Everyone: Please please please don't write your books in Google Docs. Frankly don't use Google Drive for personal stuff.
Their terms of service say they take down stuff like content related to terrorism and trafficking, but this Google Sheet was literally a list of movies I'd watched this year and books I'd read.
Holy smokes, guys. It's way worse than I thought. Google actually took away access to every single file of fiction writing I'd made on that account. BUT I backed it all up on Scrivener yesterday by coincidence. So I haven't lost my work, but I could have just lost the 12,000 words I've written this month after a year of really intense writer's block. I honestly don't know what that would have done to my psyche.
Please be careful out there, folks! <3
update on this: I had no way whatsoever to get my files back through my personal Gmail account. Google says you can file an appeal, but you need to access the document first, and every time I clicked a document, it disappeared! Kafkaesque nightmare company!!!
I have a separate business Gmail account, and when you have a business account, you can contact actual human customer service. (They still make it pretty difficult to figure out how to do this, but by no means impossible.)
I video chatted with a very nice man who is not responsible for Google's garbage. He restored my files!!! But he couldn't tell me why everything had disappeared, and he said it's perfectly likely it'll happen again. Additionally, if I didn't have a business account and if he wasn't a chill guy, I may not have ever gotten my files back.
Google is raising the price of their business accounts because they're forcing planet-destroying AI features on us, so I already wanted to stop using Gmail for my business.

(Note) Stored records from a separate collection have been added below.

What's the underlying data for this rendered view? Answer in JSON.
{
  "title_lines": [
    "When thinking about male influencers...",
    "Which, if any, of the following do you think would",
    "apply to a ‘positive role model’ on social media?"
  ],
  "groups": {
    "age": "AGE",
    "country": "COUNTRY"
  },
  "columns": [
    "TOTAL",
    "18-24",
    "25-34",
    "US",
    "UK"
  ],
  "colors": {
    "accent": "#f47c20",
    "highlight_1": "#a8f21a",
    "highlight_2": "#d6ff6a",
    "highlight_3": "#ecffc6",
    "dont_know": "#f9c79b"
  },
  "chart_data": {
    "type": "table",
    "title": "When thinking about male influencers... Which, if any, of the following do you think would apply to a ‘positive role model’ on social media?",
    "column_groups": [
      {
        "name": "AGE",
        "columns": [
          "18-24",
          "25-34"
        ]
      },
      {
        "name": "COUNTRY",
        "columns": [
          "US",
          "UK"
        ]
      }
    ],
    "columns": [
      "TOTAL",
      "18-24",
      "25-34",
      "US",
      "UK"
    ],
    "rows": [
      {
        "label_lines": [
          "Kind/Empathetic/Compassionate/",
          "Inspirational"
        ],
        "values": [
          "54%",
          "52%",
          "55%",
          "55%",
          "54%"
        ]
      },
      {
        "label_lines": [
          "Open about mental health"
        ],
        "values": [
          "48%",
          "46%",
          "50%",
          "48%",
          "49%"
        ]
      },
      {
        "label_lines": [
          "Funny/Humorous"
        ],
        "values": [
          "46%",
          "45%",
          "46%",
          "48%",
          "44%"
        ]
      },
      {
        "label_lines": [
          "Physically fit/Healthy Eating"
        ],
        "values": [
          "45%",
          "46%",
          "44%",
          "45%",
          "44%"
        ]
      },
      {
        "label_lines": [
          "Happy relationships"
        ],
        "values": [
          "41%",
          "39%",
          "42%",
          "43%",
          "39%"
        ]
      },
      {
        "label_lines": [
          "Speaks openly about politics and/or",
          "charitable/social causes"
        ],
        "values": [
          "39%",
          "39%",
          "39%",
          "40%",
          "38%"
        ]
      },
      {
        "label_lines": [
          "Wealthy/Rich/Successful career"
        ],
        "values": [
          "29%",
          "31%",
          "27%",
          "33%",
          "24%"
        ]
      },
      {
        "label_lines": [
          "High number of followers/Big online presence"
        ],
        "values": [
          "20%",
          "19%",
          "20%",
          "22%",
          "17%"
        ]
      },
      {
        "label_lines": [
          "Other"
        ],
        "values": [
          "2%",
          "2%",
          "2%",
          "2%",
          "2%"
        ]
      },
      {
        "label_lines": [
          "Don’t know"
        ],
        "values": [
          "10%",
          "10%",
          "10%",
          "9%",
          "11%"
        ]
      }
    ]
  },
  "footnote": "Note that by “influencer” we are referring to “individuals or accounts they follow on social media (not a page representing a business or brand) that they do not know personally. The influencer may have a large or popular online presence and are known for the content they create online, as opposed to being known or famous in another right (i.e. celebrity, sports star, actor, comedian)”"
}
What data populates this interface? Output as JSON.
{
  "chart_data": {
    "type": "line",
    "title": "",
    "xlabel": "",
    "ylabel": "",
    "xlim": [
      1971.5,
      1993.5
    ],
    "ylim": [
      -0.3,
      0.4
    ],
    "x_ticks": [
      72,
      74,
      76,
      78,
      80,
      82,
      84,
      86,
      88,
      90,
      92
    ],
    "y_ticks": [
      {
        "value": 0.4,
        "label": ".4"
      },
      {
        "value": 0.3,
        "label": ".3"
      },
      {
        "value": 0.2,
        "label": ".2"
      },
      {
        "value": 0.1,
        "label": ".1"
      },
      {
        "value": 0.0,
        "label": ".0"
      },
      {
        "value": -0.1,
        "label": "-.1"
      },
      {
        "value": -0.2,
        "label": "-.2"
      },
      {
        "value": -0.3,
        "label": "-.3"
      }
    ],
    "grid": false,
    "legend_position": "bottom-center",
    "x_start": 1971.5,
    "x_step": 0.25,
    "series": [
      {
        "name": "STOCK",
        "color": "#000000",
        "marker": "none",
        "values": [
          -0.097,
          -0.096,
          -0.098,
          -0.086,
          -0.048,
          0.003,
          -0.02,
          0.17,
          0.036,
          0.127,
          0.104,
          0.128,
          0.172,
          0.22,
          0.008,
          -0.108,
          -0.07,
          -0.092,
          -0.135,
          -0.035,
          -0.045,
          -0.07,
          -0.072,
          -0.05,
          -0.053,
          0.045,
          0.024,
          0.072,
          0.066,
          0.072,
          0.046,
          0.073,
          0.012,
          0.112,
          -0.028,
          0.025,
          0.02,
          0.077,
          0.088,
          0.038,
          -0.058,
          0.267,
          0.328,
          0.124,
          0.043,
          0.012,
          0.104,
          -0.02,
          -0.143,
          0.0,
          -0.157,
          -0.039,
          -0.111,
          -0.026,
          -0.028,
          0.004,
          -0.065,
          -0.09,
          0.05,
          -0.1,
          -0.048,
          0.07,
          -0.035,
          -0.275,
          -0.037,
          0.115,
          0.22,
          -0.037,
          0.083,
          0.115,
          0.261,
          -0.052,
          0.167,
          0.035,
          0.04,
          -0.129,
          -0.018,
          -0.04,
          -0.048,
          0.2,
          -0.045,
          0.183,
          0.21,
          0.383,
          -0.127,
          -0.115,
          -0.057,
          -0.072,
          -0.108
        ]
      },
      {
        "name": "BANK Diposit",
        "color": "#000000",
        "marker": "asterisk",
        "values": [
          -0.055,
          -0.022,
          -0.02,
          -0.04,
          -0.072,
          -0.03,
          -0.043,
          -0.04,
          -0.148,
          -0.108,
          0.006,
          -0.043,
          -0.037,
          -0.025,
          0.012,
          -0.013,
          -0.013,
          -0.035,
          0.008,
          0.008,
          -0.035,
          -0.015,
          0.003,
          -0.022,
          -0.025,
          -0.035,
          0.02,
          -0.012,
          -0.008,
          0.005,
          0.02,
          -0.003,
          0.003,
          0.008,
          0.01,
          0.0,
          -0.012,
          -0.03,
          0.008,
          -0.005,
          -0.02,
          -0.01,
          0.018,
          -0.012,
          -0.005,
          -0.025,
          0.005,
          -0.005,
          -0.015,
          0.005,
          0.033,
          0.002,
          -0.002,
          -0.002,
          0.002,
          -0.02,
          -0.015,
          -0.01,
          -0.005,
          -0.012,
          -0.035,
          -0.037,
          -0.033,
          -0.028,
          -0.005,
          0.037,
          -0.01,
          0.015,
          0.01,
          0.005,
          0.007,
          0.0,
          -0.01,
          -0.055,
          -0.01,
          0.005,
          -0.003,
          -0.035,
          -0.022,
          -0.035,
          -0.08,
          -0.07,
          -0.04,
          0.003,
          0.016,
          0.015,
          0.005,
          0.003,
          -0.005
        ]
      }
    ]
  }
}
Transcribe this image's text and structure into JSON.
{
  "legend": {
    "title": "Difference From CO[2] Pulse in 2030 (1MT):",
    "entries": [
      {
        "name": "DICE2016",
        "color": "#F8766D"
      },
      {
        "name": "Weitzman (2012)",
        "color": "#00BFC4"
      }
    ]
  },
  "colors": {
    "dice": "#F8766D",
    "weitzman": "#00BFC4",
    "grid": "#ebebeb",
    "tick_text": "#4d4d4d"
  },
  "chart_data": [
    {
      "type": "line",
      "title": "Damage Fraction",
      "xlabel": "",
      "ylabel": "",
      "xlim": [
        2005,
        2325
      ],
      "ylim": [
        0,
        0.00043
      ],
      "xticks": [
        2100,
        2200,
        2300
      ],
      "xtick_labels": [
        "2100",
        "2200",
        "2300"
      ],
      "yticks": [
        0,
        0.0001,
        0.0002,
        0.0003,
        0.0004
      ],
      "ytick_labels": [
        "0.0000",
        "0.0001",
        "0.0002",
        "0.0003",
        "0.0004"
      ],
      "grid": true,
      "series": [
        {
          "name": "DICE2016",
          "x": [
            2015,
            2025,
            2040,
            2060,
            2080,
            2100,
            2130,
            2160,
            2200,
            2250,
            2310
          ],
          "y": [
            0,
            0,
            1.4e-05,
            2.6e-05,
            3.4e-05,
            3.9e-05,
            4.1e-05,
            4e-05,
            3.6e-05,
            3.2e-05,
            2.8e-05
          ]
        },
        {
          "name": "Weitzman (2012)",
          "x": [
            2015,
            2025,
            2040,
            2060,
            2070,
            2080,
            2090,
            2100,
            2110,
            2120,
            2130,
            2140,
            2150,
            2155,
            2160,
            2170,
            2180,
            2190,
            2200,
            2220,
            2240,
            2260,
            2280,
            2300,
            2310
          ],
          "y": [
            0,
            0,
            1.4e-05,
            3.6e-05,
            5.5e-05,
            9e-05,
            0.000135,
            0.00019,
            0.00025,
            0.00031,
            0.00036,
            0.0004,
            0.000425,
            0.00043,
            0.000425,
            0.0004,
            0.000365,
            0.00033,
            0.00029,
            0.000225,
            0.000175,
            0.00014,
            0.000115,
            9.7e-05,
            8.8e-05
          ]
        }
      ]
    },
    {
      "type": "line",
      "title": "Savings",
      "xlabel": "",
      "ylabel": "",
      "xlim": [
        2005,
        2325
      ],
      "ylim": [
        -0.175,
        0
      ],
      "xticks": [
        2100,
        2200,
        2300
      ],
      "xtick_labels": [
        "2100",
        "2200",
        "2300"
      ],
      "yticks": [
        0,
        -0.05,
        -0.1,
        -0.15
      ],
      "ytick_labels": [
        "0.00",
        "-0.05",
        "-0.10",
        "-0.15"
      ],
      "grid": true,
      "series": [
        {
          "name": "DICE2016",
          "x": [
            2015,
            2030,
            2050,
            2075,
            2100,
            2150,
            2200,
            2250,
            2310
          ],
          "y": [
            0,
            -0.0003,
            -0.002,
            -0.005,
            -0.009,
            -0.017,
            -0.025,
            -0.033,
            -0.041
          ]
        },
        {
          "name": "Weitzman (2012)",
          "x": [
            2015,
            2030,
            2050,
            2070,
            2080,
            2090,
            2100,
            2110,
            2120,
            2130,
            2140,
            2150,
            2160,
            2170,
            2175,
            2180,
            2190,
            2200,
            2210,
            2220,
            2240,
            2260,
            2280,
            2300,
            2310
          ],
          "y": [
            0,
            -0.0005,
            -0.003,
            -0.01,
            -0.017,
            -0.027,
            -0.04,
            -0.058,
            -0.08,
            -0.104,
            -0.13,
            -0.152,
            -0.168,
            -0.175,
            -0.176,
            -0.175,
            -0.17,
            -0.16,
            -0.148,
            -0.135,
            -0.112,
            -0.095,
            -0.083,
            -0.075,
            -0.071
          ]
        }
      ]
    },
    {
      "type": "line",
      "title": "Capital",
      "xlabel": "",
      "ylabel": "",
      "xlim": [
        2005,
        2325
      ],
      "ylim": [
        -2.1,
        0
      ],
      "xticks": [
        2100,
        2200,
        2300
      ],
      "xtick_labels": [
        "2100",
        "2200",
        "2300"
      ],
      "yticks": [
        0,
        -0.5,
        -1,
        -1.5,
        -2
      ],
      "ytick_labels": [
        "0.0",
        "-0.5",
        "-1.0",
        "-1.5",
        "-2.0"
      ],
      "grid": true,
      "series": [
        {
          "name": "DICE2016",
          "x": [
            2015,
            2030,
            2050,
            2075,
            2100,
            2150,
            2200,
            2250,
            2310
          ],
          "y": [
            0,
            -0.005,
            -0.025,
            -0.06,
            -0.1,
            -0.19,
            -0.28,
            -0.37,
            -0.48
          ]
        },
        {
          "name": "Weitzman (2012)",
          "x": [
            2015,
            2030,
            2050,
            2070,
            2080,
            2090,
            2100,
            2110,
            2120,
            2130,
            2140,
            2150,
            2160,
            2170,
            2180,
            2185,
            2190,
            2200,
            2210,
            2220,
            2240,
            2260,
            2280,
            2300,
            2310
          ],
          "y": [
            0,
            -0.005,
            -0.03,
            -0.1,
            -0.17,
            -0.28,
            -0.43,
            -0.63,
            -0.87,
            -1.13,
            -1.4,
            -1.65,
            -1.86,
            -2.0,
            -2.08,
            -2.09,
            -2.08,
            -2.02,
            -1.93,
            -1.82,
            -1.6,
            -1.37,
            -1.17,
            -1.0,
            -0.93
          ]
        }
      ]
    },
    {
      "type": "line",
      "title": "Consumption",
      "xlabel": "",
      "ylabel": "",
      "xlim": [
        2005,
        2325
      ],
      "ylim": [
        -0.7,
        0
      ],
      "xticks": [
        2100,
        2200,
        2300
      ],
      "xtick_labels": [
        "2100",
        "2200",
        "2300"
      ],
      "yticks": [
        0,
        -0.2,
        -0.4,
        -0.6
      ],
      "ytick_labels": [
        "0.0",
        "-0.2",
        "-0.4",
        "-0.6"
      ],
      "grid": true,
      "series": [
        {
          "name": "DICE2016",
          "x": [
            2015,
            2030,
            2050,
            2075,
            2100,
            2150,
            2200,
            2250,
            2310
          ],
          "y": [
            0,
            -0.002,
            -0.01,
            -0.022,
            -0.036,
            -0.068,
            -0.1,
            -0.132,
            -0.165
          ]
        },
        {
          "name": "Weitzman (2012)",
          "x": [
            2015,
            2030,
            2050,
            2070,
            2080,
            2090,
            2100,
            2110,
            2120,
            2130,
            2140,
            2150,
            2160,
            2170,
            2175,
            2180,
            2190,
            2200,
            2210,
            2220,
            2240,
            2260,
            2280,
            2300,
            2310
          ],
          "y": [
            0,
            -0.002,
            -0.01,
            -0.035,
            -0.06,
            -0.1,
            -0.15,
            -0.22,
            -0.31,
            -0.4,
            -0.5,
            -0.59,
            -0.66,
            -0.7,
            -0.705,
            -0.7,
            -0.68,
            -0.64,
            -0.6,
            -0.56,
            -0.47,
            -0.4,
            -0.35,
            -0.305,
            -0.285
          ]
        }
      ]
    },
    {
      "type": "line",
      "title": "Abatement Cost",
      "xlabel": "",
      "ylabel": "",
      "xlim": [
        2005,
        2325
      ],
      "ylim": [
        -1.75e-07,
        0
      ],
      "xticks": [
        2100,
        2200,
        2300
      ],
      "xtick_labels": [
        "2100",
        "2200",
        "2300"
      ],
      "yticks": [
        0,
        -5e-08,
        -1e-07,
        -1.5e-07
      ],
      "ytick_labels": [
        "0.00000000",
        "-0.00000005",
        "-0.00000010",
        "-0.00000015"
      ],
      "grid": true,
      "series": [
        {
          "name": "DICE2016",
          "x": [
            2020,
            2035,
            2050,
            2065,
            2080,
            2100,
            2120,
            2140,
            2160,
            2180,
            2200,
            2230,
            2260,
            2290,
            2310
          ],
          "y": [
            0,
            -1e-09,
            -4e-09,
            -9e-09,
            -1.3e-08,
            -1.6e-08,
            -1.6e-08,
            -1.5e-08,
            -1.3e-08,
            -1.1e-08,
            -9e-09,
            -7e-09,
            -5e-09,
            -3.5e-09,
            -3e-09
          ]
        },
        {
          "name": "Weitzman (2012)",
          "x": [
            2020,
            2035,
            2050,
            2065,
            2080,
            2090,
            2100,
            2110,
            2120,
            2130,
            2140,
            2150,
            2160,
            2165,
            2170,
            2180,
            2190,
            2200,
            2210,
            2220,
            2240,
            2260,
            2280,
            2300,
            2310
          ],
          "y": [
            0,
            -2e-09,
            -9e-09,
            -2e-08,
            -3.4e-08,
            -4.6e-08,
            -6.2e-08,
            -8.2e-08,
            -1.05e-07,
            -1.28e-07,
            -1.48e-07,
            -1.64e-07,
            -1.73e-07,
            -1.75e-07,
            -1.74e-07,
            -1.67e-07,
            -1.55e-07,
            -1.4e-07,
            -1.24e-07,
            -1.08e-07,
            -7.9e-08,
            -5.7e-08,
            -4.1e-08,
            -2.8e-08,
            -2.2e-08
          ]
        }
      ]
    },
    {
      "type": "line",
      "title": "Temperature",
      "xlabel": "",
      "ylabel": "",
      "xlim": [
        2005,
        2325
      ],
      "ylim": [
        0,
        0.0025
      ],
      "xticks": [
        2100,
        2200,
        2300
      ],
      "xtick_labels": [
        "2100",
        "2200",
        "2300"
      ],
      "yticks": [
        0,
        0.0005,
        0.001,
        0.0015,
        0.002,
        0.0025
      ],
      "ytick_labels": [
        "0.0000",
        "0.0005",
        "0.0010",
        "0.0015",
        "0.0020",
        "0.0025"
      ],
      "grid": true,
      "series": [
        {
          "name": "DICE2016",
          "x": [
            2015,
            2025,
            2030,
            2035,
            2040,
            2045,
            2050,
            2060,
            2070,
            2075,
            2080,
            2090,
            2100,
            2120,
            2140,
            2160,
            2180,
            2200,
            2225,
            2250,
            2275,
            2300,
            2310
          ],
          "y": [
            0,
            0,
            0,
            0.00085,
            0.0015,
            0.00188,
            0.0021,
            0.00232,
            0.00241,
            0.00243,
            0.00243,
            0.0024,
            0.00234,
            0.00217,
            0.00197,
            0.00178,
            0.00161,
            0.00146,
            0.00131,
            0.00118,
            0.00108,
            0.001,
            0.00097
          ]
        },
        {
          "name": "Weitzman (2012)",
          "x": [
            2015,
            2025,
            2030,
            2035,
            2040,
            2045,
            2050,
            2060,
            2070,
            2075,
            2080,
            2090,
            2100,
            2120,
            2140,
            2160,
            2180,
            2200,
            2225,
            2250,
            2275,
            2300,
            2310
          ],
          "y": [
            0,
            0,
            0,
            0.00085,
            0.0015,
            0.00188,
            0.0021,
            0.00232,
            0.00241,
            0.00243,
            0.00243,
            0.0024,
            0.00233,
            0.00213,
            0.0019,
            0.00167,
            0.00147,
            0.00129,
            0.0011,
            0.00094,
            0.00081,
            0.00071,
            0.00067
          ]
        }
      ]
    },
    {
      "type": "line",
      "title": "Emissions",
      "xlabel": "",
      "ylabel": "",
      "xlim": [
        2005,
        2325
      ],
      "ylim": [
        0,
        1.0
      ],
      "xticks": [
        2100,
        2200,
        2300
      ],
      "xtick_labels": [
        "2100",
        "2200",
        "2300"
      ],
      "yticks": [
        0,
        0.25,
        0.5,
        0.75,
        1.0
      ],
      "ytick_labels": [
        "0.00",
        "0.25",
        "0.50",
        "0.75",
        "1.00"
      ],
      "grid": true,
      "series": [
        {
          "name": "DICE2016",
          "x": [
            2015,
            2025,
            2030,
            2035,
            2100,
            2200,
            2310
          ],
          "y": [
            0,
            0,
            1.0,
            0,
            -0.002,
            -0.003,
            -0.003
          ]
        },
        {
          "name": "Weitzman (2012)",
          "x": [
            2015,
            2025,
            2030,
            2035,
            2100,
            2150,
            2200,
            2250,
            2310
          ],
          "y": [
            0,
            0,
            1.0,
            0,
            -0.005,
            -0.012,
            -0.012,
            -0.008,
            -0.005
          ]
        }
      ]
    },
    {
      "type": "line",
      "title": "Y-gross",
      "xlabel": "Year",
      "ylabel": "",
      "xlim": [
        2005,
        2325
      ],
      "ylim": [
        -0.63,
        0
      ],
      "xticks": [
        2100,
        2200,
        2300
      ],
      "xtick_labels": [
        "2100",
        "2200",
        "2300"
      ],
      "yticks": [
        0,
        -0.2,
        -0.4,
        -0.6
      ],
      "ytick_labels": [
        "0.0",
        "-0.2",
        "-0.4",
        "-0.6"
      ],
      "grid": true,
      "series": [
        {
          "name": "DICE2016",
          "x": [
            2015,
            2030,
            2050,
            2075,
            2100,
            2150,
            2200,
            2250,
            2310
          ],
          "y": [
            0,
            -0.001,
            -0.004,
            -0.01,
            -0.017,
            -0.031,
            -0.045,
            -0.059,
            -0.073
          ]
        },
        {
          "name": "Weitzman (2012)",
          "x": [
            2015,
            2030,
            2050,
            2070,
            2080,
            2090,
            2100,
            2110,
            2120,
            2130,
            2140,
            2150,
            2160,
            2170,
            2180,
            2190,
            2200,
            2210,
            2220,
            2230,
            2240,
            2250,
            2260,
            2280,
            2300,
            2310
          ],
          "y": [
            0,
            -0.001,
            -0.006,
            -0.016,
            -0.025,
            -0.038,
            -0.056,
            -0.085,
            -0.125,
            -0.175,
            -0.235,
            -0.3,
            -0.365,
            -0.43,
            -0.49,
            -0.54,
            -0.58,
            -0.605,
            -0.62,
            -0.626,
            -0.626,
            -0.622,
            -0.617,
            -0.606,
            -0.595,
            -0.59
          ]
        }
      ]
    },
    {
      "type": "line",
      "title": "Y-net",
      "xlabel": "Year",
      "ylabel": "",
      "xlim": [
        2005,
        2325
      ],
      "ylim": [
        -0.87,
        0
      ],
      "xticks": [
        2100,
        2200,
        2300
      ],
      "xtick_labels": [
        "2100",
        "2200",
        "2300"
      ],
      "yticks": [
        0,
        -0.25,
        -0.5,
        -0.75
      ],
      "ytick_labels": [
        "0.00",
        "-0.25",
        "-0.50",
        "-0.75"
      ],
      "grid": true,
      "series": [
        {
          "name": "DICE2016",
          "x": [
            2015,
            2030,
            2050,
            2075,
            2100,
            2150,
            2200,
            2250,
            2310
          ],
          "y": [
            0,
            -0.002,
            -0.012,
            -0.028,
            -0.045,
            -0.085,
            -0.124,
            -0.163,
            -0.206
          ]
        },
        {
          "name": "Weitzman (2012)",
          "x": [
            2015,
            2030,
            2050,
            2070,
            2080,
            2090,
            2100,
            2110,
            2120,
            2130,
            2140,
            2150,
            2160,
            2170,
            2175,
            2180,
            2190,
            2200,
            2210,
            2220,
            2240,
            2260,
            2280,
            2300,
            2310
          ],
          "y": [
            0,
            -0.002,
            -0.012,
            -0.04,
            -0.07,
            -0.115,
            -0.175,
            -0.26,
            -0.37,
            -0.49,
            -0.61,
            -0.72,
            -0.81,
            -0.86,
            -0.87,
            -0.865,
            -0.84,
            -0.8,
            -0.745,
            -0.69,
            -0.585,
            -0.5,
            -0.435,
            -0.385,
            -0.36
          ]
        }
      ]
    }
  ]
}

I made a ProtonMail account, and I'm happy to pay them for storage. ProtonMail claims it doesn't have access to your files; everything is encrypted, which makes it more appropriate for me to use for my business anyway.
And first I was bummed that they don't have an equivalent to Google Sheets, but they actually do! You can just build your own sheets straight in a doc:
It'll take time and effort to extract myself as much as possible from Google, but I'm sure it'll be worth it. So far so good.